Truth v. Myth: Biden Order defines racism as racist! (and anti-racism as anti-racist)

Hello and welcome to part 2 of our series examining the Biden Administration’s January 20, 2021 Executive Order on Advancing Racial Equity and Support for Underserved Communities Through the Federal Government, which you can find here on the official White House site. We left off in part 1 looking at the end of Section 1 and its framing of equality of opportunity in positive economic terms.

“Sec. 2 Definitions” establishes the same for “equity” and “underserved communities”:

Sec. 2.  Definitions.  For purposes of this order:  (a)  The term “equity” means the consistent and systematic fair, just, and impartial treatment of all individuals, including individuals who belong to underserved communities that have been denied such treatment, such as Black, Latino, and Indigenous and Native American persons, Asian Americans and Pacific Islanders and other persons of color; members of religious minorities; lesbian, gay, bisexual, transgender, and queer (LGBTQ+) persons; persons with disabilities; persons who live in rural areas; and persons otherwise adversely affected by persistent poverty or inequality.

(b)  The term “underserved communities” refers to populations sharing a particular characteristic, as well as geographic communities, that have been systematically denied a full opportunity to participate in aspects of economic, social, and civic life, as exemplified by the list in the preceding definition of “equity.”

We know that this Order is specifically addressing racial inequity, so we will not complain that being female is omitted here from categories of Americans who have been denied equality of opportunity. It’s good to have an Order specifically focused on race. But we do expect the Administration can do two things at once and also address sexual discrimination and sexism in America as well, and as soon as possible.

The main difference here between the Biden Order and the Trump Order is that the Trump version had 9 separate definitions of the term “divisive concepts”, all of which stated that anti-racism and anti-sexism training were, in themselves, divisive concepts based on lies and, of course, anti-white racism. So we’re on better footing already here with the Biden Order, as it is short and common-sensical and acknowledges reality.

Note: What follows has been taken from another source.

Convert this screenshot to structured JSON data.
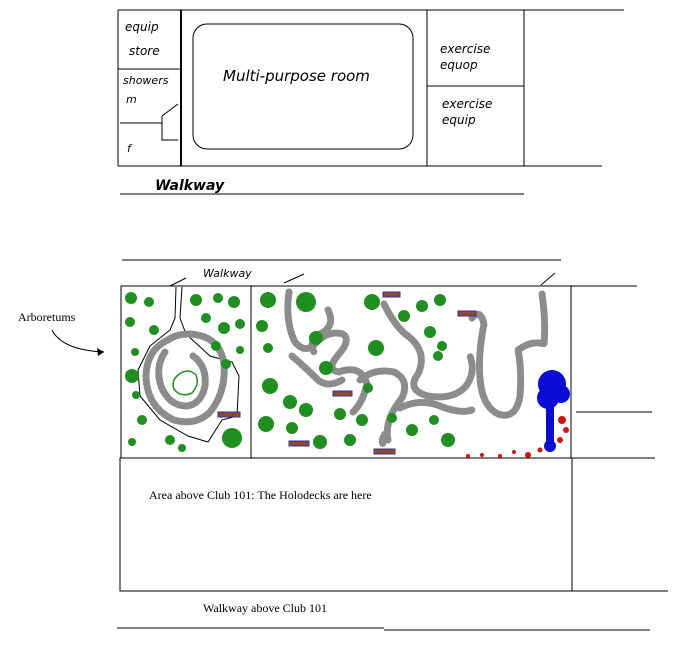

Sec. 3 Role of the Domestic Policy Council states that this DPC will “coordinate efforts to embed equity principles, policies, and approaches across the Federal government. This will include efforts to remove systemic barriers to and provide equal access to opportunities and benefits, identify communities the Federal Government has underserved, and develop policies designed to advance equity for those communities.” Again, a 180 from the Trump Order which focused on prosecuting government departments that continued diversity training that attempted to address “divisive concepts.”

Sec. 4.  Identifying Methods to Assess Equity says that the Director of the Office of Management and Budget (OMB) will work with federal agencies to “[assess] whether agency policies and actions create or exacerbate barriers to full and equal participation by all eligible individuals. The study should aim to identify the best methods, consistent with applicable law, to assist agencies in assessing equity with respect to race, ethnicity, religion, income, geography, gender identity, sexual orientation, and disability. … Within 6 months of the date of this order, the Director of OMB shall deliver a report to the President describing the best practices identified by the study and, as appropriate, recommending approaches to expand use of those methods across the Federal Government.”

So far so good; we can say that by 2021 it’s a little late to say you’ll begin to assess “whether” there are barriers to equity and then “recommend approaches” to dismantling them… but if this really happens by August, we’ll be happy to wait one last time.